New Delhi: Realty major DLF has appointed JP Morgan and Morgan Stanley as merchant bankers for proposed sale of promoters’ 40 per cent stake in the company’s rental arm DLF Cyber City Developers to institutional investors.
The company has also roped in Pricewaterhouse Coopers as tax consultant and Shardul Amarchand Mangaldas as law firm to help execute this deal, which is estimated to be valued at around Rs 12,000 crore, sources said.
Earlier this month, the company’s board had decided that DLF promoters – KP Singh family – will sell their 40 per cent stake in the company’s rental arm DLF Cyber City Developers Ltd (DCCDL).
DLF, the country’s largest realty firm, will continue to hold 60 per cent equity interest in DCCDL. The company was authorised to appoint bankers, transaction advisors, tax and legal advisors etc to assist in the proposed transaction.
Promoters will re-invest a significant part of the amount realised from the proposed sale in DLF Ltd, which in turn would utilise this fund to trim its debt that stood at more than Rs 21,000 crore as on June 30.

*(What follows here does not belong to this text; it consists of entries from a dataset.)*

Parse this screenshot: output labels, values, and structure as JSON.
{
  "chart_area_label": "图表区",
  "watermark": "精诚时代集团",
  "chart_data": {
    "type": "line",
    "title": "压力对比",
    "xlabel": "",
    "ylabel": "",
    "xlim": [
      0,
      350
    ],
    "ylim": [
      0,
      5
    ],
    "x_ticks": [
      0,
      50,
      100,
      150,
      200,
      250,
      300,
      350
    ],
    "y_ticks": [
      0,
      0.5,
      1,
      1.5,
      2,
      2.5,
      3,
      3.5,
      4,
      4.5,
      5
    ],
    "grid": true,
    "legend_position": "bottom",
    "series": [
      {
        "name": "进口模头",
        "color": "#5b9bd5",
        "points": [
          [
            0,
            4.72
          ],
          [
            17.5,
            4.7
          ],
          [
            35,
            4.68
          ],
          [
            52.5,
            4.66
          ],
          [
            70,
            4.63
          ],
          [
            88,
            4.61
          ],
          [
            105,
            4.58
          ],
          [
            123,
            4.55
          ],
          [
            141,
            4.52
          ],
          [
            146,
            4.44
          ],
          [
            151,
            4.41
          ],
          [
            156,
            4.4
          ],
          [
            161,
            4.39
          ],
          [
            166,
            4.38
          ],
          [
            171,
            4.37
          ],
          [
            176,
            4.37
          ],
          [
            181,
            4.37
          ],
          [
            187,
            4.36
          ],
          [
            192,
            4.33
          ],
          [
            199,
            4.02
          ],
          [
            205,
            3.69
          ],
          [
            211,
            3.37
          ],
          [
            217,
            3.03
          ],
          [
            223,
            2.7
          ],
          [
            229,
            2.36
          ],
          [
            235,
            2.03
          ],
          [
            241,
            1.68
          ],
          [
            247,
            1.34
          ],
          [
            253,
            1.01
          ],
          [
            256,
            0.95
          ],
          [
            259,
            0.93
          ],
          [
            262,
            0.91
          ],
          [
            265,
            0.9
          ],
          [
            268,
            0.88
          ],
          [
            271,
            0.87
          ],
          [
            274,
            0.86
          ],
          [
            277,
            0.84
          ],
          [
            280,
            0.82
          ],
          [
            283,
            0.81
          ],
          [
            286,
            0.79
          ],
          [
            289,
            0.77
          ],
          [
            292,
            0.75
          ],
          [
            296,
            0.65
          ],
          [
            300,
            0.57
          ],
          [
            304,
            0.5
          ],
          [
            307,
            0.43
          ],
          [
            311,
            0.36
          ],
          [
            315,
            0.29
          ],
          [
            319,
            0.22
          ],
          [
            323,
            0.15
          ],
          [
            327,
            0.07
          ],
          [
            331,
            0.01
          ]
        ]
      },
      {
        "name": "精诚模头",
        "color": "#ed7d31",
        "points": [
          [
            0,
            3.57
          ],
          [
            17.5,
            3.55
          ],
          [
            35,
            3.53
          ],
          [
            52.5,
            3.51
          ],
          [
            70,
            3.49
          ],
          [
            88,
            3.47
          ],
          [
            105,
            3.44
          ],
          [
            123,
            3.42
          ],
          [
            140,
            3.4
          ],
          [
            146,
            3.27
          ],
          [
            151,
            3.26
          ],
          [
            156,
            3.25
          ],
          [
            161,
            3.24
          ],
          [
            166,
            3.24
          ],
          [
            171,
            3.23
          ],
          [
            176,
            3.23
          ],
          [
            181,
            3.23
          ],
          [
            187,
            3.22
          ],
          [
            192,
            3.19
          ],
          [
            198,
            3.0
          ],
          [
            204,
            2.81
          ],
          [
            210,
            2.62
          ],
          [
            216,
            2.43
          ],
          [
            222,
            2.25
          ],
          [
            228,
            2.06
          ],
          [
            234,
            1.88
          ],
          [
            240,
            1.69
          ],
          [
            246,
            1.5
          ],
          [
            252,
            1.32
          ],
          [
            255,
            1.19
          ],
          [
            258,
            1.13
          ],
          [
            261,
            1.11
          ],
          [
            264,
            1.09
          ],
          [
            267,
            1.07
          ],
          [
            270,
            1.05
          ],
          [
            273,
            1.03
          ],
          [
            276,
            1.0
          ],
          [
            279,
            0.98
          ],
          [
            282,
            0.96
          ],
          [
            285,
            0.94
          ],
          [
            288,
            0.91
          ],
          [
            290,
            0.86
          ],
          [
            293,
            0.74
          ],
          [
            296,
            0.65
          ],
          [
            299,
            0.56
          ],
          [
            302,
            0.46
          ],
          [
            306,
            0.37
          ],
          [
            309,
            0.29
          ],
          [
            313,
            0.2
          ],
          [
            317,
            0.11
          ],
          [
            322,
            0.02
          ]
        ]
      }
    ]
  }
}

The promoters stake in DLF, which stands at 75 per cent, could increase post this investment and the same would have to be brought down as per the SEBI norms on minimum public shareholdings, sources had said.
In late 2009, DLF had announced merger of its subsidiary DCCDL with promoters’ firm Caraf Builders and Constructions.
DCCDL had then issued CCPS (compulsorily convertible preference shares) worth Rs 1,597 crore to promoters. Post- conversion, promoters would have 40 per cent stake in CCDL, which holds bulk of the DLF’s commercial assets.
DLF had set up a committee to suggest ways for driving the growth of rental business and resolving this CCSP issue.
The company is expected to earn an annual rental income of Rs 2,400 crore this fiscal by leasing its commercial properties, including office and shopping malls comprising 30 million sq ft of area. Of this, Rs 2,200 crore rental income pertains to DCCDL, sources said.
“With this proposed transaction, DLF will be able to achieve three of its main objectives — removal of conflict of interest, creation of a rental platform with large financial investors and reducing substantial portion of debt,” DLF Senior Executive Director Finance Saurav Chawla had said.
With property market facing huge slowdown from last 2-3 years, DLF has been selling its non-core assets to boost its cash flow and reduce debt.
The company has exited from hotel, insurance, wind power and cinema businesses besides selling non-core land parcels. It has raised more than Rs 10,000 crore through this process.
Recently, the company sold about 50 per cent stake in its housing project at central Delhi for about Rs 2,000 crore.